Aardgascondensaatleiding
Langs delen van het tracé van de aardgascondensaatleiding ligt de PR 10-6-contour 11 meter buiten de leiding. Het invloedsgebied voor het groepsrisico reikt tot een afstand van 24 meter. De afstand tot het bouwvlak op kavel 48 bedraagt circa 100 meter. Ter plaatse is geen sprake van relevante risico's ten gevolge van de aardgascondensaatleiding.
Overige risicobronnen
Overige risicobronnen in de omgeving bevinden zich op dermate grote afstand van kavel 48 dat deze niet leiden tot ruimtelijke beperkingen.

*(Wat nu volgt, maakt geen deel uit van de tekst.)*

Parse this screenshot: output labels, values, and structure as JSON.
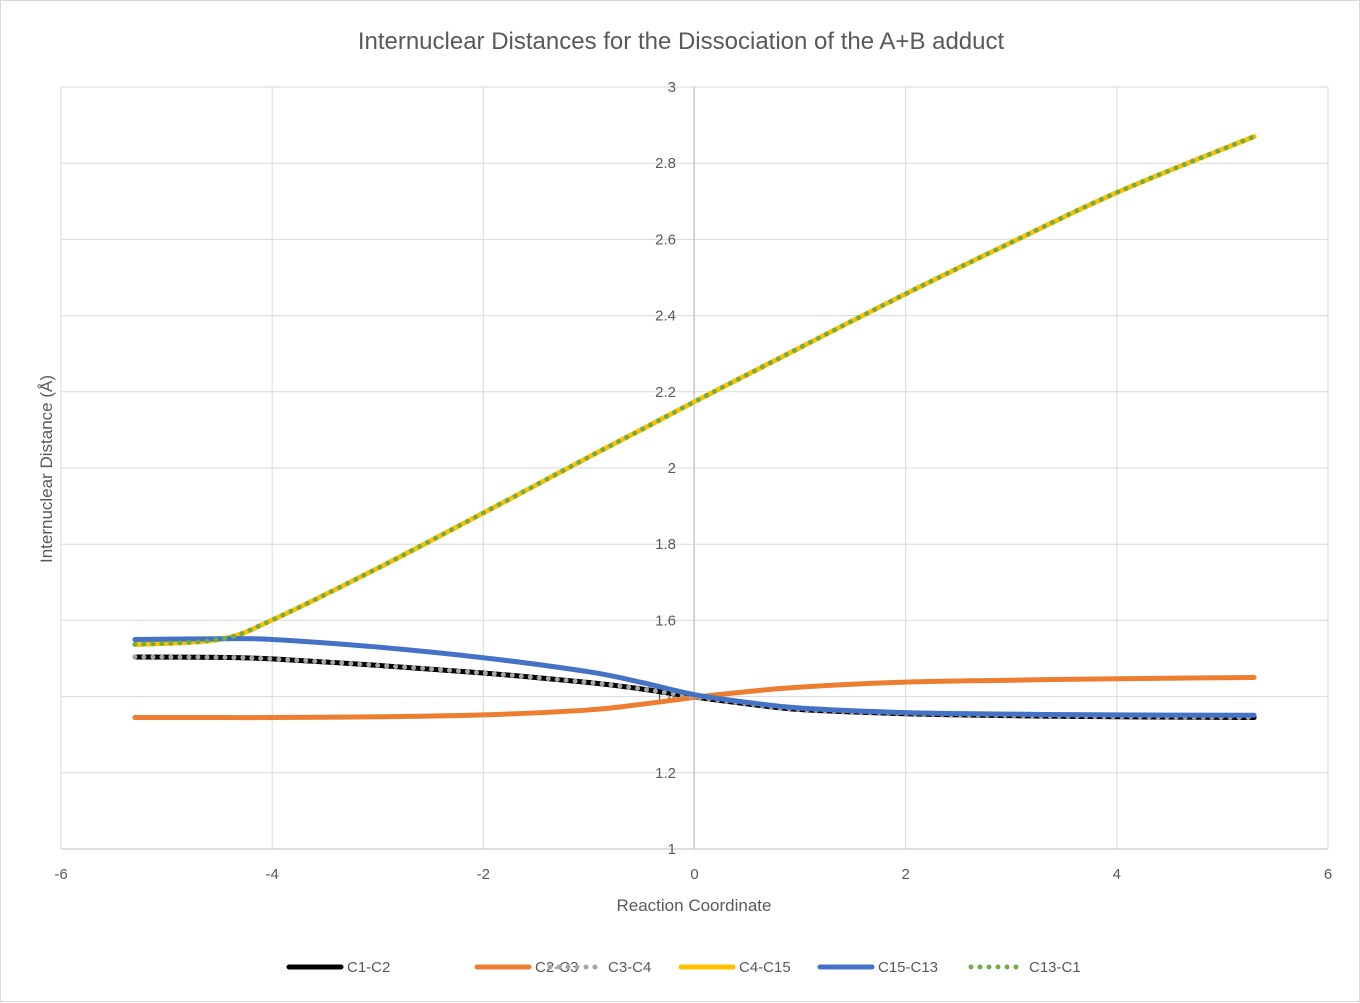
{
  "chart_data": {
    "type": "line",
    "title": "Internuclear Distances for the Dissociation of the A+B adduct",
    "xlabel": "Reaction Coordinate",
    "ylabel": "Internuclear Distance (Å)",
    "xlim": [
      -6,
      6
    ],
    "ylim": [
      1,
      3
    ],
    "x_ticks": [
      -6,
      -4,
      -2,
      0,
      2,
      4,
      6
    ],
    "y_ticks": [
      1,
      1.2,
      1.4,
      1.6,
      1.8,
      2,
      2.2,
      2.4,
      2.6,
      2.8,
      3
    ],
    "y_tick_labels": [
      "1",
      "1.2",
      "1.4",
      "1.6",
      "1.8",
      "2",
      "2.2",
      "2.4",
      "2.6",
      "2.8",
      "3"
    ],
    "x_tick_labels": [
      "-6",
      "-4",
      "-2",
      "0",
      "2",
      "4",
      "6"
    ],
    "grid": true,
    "legend_position": "bottom",
    "x": [
      -5.3,
      -4.5,
      -4.0,
      -3.0,
      -2.0,
      -1.0,
      -0.5,
      0.0,
      0.5,
      1.0,
      2.0,
      3.0,
      4.0,
      5.3
    ],
    "series": [
      {
        "name": "C1-C2",
        "color": "#000000",
        "style": "solid",
        "values": [
          1.504,
          1.503,
          1.499,
          1.482,
          1.462,
          1.437,
          1.42,
          1.399,
          1.381,
          1.366,
          1.355,
          1.35,
          1.347,
          1.345
        ]
      },
      {
        "name": "C2-C3",
        "color": "#ed7d31",
        "style": "solid",
        "values": [
          1.345,
          1.345,
          1.345,
          1.347,
          1.352,
          1.365,
          1.38,
          1.398,
          1.413,
          1.425,
          1.438,
          1.443,
          1.447,
          1.45
        ]
      },
      {
        "name": "C3-C4",
        "color": "#a5a5a5",
        "style": "dotted",
        "values": [
          1.504,
          1.503,
          1.499,
          1.482,
          1.462,
          1.437,
          1.42,
          1.399,
          1.381,
          1.366,
          1.355,
          1.35,
          1.347,
          1.345
        ]
      },
      {
        "name": "C4-C15",
        "color": "#ffc000",
        "style": "solid",
        "values": [
          1.537,
          1.55,
          1.601,
          1.737,
          1.882,
          2.029,
          2.101,
          2.174,
          2.245,
          2.316,
          2.457,
          2.592,
          2.723,
          2.87
        ]
      },
      {
        "name": "C15-C13",
        "color": "#4472c4",
        "style": "solid",
        "values": [
          1.55,
          1.552,
          1.55,
          1.53,
          1.502,
          1.465,
          1.437,
          1.405,
          1.385,
          1.37,
          1.358,
          1.354,
          1.352,
          1.351
        ]
      },
      {
        "name": "C13-C1",
        "color": "#70ad47",
        "style": "dotted",
        "values": [
          1.537,
          1.55,
          1.601,
          1.737,
          1.882,
          2.029,
          2.101,
          2.174,
          2.245,
          2.316,
          2.457,
          2.592,
          2.723,
          2.87
        ]
      }
    ]
  }
}
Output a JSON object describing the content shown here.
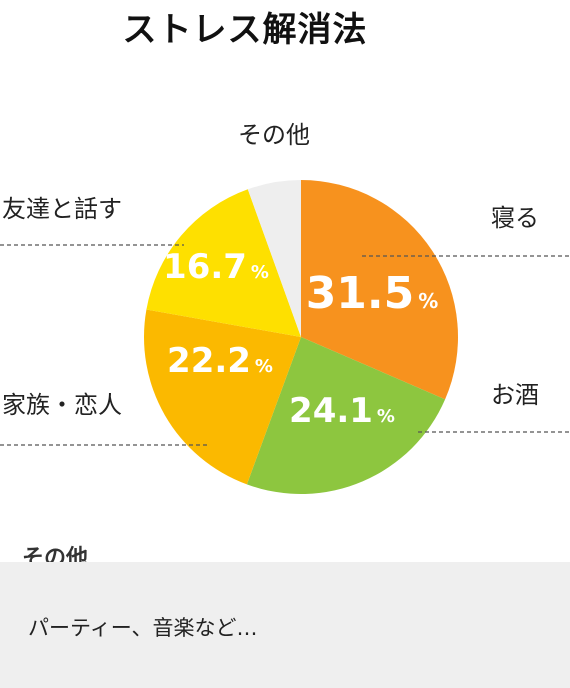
{
  "chart_data": {
    "type": "pie",
    "title": "ストレス解消法",
    "slices": [
      {
        "label": "寝る",
        "value": 31.5,
        "color": "#f7921e",
        "show_pct": true
      },
      {
        "label": "お酒",
        "value": 24.1,
        "color": "#8dc63f",
        "show_pct": true
      },
      {
        "label": "家族・恋人",
        "value": 22.2,
        "color": "#fbb900",
        "show_pct": true
      },
      {
        "label": "友達と話す",
        "value": 16.7,
        "color": "#fee000",
        "show_pct": true
      },
      {
        "label": "その他",
        "value": 5.5,
        "color": "#eeeeee",
        "show_pct": false
      }
    ],
    "unit": "%",
    "legend": "callout-labels"
  },
  "note": {
    "heading": "その他",
    "text": "パーティー、音楽など…"
  }
}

Vanuit het oogpunt van externe veiligheid zijn er geen belemmeringen voor een eventuele bestemmingswijziging.
Op verschillende bestuursniveaus zijn de afgelopen jaren beleidsnota's verschenen aangaande de waterhuishouding, alle met het doel een duurzaam waterbeheer (kwalitatief en kwantitatief). Deze paragraaf geeft een overzicht van de voor het plangebied relevante nota's waarbij het beleid van het Hoogheemraadschap en de gemeente nader wordt behandeld.
Europa:
Nationaal:
Provinciaal:
Nationaal beleid
Het Rijk, de provincies, de gemeenten en de Unie van Waterschappen hebben op 25 juni 2008 een geactualiseerde versie van het Nationaal Bestuursakkoord Water (NBW-Actueel) ondertekend. Hierin zijn afspraken vastgelegd voor een duurzame en klimaatbestendige waterhuishouding in Nederland. In de afgelopen vijf jaar is een groot deel van de gemaakte afspraken in het oorspronkelijke NBW inmiddels uitgevoerd. De NBW-partijen gaan nu gezamenlijk verder met de uitvoering van de nieuwe afspraken in het akkoord, onder meer over klimaatveranderingen, de stedelijke wateropgave en de ontwikkelingen in woningbouw en infrastructuur. Ook is er meer aandacht voor de implementatie van de Kaderrichtlijn Water. Het NBW heeft tot doel om in de periode tot 2015 de waterhuishouding in Nederland op orde te brengen en te houden en te anticiperen op klimaatverandering.
Nationaal Waterplan
Op 10 december 2015 hebben de minister van Infrastructuur en Milieu en de staatssecretaris van Economische Zaken het Nationaal Waterplan 2016-2021 vastgesteld. In het Nationaal Waterplan 2016-2021 staan de volgende ambities centraal:
Structuurvisie Infrastructuur en Ruimte
Op 13 maart 2012 is de Structuurvisie Infrastructuur en Ruimte vastgesteld. De structuurvisie sluit aan op de uitgangspunten van het Nationaal Waterplan en vult deze op onderdelen aan. Uitgangspunten zijn het verbeteren van de waterkwaliteit, het voorkomen van wateroverlast, ruimte voor waterveiligheid, een duurzame zoetwatervoorziening en klimaatbestendige stedelijke (her)ontwikkeling.
Provinciaal beleid
Het provinciaal waterbeleid voor de periode 2016-2021 bestaat uit: de Visie Ruimte en Mobiliteit, Voortgangsnota Europese Kaderrichtlijn Water (KRW) 2016 - 2021 en onderdelen van het Provinciaal Waterplan 2010 - 2015.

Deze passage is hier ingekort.